Prospective, pharmacoepidemiologic, naturalistic study of 175 evaluable patients with mild to moderate Alzheimer's disease (+ 151 caregivers) from 52 centers in Belgium on 6 +/- 1.5 month (titrated) rivastigmine treatment.


Measured at baseline (enrollment) and follow-up (6 +/- 1.5 months). For patients: Mini-Mental State Exam (MMSE), Activities of Daily Living (ADL), Neuropsychiatric Inventory (NPI), Global Deterioration Scale (GDS) scores; treatment response (improvement, maintenance, or decline less than normative slope). For caregivers: hours/week spent caring; Zarit Caregiver Burden Scale (ZCBS), 12-item version of General Health Questionnaire (GHQ-12), Instrumental Activities of Daily Living (IADL) scores.


Patients' MMSE and NPI scores (p < 0.001) improved from baseline to follow-up, but not ADL and GDS scores. Treatment response was 89.1% of patients for MMSE (including 60.6% with improvement) and 77.7% for NPI (including 57.1% with improvement). Quadratic curves were fitted for the average daily dose and the MMSE and NPI scores; with a trend towards average daily dose of 6.0 +/- 3.0 mg/day. Caregivers' ZCBS (p = 0.036) and GHQ-12 (p = 0.029) scores improved, but not IADL scores and time spent caring.
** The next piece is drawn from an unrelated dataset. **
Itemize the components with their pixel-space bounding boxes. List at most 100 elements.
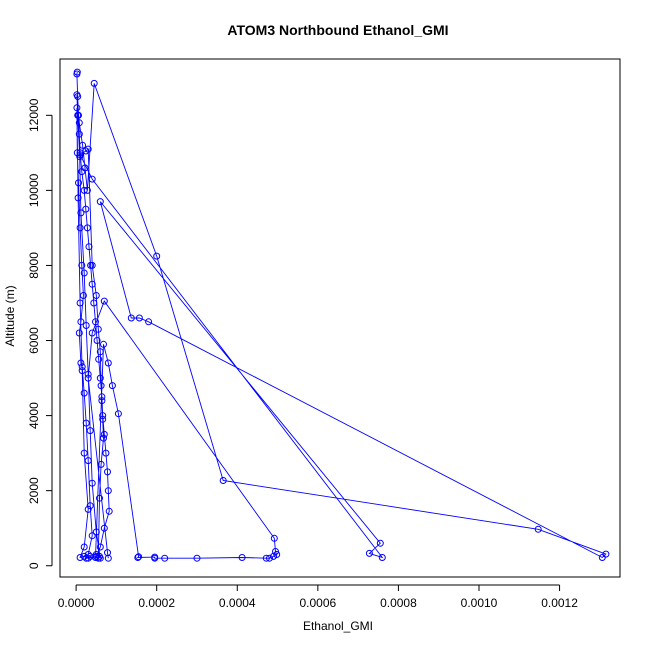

Patients' MMSE and ADL scores confirmed the meta-analyses of rivastigmine efficacy trials, while NPI scores exceeded efficacy results. Proportionately more patients responded to (titrated) treatment than in fixed-dose RCTs. Caregivers reported less burden (similar to meta-analysis) and better general health over the study period. Where efficacy and effectiveness results diverge, the benefit is in 'real-world' effectiveness. Large sample, multi-country replications, less sensitive to censoring secondary to missing data and powered to permit advanced modeling, as well as RCTs with adaptive designs to accommodate titration, are needed. The profile of patients most likely to benefit from treatment or most vulnerable to treatment outcome must be studied, as must the impact of physician- and center-related variables on outcomes.